Las fuertes lluvias que se presentan en el territorio nacional, tienen en el departamento de Córdoba a su principal afectado
El departamento de Córdoba vive horas bajas debido a las fuertes lluvias que han desencadenado una fuerte crisis: las precipitaciones han transformado gran parte del departamento en una zona de emergencia humanitaria, con más de 80 % del territorio anegado por inundaciones y crecientes súbitas, según autoridades locales.
Las afectaciones obligaron a evacuar a cientos de familias mientras ríos como el Sinú se desbordan y amenazan barrios enteros en Montería y municipios rurales. Hasta el momento, las cifras oficiales reportan más de 140 000 damnificados y alrededor de 40 000 familias desplazadas por el agua.
El gobernador de Córdoba ha advertido sobre el impacto económico y social del desastre, con pérdidas valoradas en más de $432 000 millones en comercio local, infraestructura dañada y cultivos arruinados por el exceso de agua.
Sectores rurales enfrentan pérdidas severas en ganadería y agricultura, con miles de hectáreas productivas bajo el agua y cientos de reses muertas o desaparecidas a causa de la inundación.
La respuesta institucional
En respuesta, el presidente Gustavo Petro ha ordenado un consejo de ministros en Montería para coordinar la atención inmediata de la emergencia, movilizando recursos y apoyo humanitario a las zonas más golpeadas.
La Unidad Nacional para la Gestión del Riesgo de Desastres (UNGRD) mantiene alerta máxima, pues la temporada de lluvias podría prolongarse y agravar aún más la situación, especialmente en comunidades con infraestructura precaria.
En ese orden de ideas se ha conocido que desde Bogotá llegaron a Montería ocho vehículos cargados con colchonetas y kits de asistencia humanitaria, que permiten iniciar de inmediato la atención en los municipios afectados; en el caso de la capital de Córdoba, la carga incluye 2.161 colchonetas y 1.300 kits de alimentos, aseo, cocina, hamacas y sábanas, elementos destinados a mejorar las condiciones de las familias evacuadas y de los alojamientos temporales habilitados en el departamento.

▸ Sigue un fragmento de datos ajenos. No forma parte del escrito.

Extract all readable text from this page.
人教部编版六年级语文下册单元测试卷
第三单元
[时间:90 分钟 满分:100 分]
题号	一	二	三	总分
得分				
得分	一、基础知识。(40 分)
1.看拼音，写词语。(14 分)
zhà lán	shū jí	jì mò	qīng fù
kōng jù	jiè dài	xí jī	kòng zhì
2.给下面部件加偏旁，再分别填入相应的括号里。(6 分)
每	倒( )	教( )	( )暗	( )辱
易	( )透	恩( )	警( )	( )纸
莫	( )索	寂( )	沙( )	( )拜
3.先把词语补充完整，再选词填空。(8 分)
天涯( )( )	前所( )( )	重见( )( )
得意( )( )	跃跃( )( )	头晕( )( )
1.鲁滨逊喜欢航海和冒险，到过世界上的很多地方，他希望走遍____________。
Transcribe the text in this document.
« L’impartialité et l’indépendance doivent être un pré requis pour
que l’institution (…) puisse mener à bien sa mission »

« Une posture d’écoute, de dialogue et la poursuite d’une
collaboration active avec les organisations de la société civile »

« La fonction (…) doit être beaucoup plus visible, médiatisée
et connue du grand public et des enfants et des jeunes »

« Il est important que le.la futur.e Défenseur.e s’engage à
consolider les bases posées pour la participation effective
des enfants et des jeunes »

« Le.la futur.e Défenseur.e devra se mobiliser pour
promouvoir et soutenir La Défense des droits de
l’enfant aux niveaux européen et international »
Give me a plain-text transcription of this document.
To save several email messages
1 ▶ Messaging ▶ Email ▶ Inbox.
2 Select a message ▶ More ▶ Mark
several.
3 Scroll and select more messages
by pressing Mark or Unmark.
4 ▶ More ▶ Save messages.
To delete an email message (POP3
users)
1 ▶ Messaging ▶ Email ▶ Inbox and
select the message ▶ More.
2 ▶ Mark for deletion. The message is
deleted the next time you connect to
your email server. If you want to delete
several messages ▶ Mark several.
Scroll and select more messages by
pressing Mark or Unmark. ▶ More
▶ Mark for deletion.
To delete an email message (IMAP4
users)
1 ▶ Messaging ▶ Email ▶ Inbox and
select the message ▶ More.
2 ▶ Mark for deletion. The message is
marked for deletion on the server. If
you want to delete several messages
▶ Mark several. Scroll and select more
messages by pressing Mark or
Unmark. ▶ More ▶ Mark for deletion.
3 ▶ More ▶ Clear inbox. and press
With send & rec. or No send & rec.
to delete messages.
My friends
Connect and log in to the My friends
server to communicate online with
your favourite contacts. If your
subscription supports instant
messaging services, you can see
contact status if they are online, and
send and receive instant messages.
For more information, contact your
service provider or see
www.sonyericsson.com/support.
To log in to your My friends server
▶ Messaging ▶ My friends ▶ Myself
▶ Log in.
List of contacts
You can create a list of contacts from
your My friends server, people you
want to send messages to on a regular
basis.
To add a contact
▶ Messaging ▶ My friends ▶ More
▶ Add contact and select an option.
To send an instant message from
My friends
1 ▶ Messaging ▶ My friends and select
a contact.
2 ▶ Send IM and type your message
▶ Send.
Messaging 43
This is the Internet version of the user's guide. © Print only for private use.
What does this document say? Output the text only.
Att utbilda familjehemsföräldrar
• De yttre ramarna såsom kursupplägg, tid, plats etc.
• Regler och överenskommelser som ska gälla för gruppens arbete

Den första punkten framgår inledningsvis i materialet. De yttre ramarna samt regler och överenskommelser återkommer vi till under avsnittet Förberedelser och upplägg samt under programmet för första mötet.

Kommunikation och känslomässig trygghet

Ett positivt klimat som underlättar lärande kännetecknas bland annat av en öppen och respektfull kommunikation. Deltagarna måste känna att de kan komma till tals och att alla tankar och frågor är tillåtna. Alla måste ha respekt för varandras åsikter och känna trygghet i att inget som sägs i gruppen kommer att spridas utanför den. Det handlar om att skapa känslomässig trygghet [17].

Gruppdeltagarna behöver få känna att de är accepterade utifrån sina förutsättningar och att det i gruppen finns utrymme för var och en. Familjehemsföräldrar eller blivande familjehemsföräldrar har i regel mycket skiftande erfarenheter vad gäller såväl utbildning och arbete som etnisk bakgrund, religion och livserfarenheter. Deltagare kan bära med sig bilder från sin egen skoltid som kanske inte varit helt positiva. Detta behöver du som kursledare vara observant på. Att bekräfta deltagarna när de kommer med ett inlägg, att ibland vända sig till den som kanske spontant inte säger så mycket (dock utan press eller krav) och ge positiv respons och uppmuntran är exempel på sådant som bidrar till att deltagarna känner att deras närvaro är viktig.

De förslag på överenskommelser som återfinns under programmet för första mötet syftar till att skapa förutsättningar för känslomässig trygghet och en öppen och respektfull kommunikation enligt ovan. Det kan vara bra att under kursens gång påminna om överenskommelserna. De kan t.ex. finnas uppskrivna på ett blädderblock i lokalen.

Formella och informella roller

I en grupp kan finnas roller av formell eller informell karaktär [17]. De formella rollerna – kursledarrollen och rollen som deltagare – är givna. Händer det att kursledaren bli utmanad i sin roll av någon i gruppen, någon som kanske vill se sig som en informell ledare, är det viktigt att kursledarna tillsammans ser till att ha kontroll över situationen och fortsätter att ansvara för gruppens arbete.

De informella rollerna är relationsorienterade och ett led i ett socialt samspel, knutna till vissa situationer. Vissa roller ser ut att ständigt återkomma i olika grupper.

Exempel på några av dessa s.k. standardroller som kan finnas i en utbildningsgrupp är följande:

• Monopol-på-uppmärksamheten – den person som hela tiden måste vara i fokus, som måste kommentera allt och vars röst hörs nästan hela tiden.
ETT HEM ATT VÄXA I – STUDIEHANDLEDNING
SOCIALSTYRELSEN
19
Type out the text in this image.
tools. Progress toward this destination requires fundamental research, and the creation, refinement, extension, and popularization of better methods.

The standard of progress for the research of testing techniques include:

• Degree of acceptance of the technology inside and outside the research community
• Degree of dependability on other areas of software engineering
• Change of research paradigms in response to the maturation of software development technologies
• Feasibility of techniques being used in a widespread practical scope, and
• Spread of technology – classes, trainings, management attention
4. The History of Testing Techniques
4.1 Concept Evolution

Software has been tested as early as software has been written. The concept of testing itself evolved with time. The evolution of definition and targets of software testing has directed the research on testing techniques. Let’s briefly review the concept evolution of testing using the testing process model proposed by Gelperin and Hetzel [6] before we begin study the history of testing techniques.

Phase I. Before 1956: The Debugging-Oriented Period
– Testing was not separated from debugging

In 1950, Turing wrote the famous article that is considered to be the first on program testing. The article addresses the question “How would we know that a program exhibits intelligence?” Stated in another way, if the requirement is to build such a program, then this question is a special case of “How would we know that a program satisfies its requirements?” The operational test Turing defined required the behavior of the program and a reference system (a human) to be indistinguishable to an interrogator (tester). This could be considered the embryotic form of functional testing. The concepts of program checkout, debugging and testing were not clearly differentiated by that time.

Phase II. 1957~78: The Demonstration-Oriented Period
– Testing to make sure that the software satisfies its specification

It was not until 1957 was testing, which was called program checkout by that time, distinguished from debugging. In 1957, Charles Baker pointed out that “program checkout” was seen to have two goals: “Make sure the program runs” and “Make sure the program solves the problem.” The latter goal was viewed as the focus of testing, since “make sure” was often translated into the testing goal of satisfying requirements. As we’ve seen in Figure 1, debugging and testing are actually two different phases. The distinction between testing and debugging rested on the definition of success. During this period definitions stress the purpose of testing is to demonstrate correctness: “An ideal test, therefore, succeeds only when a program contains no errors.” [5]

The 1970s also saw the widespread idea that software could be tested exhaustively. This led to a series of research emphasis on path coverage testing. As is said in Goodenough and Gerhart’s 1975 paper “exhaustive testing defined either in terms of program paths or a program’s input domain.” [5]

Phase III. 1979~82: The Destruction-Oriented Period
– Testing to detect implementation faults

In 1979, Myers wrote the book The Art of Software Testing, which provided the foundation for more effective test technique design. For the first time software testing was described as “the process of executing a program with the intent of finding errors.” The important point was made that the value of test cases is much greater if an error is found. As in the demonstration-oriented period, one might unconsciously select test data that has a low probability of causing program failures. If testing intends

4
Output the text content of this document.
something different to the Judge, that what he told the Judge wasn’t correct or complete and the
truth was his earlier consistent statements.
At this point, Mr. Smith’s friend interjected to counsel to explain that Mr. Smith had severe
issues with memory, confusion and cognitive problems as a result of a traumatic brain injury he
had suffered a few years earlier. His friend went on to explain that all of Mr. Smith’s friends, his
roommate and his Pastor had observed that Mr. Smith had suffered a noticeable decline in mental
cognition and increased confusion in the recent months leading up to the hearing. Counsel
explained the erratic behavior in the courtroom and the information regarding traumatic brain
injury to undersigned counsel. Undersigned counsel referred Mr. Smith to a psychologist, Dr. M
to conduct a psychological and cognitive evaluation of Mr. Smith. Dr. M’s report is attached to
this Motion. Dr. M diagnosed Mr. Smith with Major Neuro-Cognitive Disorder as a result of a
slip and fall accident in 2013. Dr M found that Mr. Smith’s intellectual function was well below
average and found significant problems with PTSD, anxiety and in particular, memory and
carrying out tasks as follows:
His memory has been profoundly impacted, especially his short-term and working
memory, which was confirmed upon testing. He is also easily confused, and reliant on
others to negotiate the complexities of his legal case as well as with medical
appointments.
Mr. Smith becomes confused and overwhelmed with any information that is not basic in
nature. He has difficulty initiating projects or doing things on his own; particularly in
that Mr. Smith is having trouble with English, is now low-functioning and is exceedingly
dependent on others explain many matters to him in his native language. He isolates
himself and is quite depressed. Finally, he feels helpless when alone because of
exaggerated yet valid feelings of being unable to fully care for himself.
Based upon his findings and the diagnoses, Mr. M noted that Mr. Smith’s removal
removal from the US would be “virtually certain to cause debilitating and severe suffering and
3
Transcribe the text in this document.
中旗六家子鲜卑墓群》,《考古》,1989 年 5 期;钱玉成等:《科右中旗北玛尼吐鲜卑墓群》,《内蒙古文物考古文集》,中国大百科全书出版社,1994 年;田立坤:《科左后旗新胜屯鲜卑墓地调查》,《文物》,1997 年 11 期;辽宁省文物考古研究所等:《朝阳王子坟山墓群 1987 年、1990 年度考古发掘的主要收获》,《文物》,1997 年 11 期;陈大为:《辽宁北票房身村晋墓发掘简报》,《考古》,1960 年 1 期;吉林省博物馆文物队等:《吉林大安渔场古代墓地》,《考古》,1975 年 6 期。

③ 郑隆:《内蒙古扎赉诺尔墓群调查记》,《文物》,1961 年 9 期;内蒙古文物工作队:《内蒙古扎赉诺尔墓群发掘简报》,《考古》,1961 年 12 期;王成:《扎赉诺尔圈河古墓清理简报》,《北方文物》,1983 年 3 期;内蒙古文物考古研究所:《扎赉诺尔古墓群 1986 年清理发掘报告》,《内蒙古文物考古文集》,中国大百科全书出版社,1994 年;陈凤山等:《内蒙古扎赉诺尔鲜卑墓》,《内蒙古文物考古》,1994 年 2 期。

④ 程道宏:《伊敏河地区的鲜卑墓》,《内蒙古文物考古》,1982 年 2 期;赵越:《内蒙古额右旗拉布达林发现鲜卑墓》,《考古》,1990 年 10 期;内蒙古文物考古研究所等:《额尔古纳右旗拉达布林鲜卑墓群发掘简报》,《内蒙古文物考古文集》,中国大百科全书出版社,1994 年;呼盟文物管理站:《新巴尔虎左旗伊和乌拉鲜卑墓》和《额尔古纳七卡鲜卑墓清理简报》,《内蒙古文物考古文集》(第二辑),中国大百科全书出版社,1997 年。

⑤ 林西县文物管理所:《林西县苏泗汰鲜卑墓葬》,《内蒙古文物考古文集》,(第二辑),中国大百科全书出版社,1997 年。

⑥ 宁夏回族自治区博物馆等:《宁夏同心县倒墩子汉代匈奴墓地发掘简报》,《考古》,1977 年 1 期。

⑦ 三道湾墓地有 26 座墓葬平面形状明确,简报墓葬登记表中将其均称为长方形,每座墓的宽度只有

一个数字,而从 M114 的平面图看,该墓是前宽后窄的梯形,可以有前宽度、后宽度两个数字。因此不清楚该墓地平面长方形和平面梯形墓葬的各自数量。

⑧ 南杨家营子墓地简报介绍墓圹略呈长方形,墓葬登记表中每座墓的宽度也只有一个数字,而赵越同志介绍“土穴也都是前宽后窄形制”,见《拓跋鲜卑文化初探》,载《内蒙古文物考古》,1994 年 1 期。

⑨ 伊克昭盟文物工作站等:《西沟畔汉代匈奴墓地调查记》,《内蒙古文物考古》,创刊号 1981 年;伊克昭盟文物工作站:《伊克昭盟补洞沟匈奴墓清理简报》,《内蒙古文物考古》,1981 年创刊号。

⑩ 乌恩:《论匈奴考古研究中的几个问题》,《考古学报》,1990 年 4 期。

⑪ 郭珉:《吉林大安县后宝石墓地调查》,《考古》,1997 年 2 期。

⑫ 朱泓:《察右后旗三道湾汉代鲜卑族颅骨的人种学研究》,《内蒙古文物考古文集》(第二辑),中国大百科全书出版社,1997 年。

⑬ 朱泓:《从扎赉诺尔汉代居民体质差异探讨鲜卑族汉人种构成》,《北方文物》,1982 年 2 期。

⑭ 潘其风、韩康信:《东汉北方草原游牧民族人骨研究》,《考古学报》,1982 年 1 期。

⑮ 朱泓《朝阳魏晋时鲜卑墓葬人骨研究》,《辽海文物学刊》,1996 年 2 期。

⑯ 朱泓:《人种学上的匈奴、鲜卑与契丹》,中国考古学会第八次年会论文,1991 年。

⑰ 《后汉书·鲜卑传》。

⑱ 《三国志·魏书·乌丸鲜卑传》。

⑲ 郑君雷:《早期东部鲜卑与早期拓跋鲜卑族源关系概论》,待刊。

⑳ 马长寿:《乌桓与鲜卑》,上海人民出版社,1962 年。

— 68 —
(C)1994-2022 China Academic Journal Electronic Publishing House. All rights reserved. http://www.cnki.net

Así mismo al departamento 64 voluntarios provenientes de Bogotá, 44 de la Defensa Civil Colombiana y 20 del Cuerpo de Bomberos, quienes apoyan las labores de atención y acompañamiento
Finalmente organizaciones internacionales y locales han activado respuestas de emergencia, entregando mercados, agua potable y ayuda básica, mientras centros educativos funcionan como albergues temporales para familias desplazadas por la crisis.
Con base en lo ocurrido el Estado ahora busca no solo la recuperación inmediata, sino también estrategias para mitigar futuros desastres asociados a fenómenos meteorológicos extremos.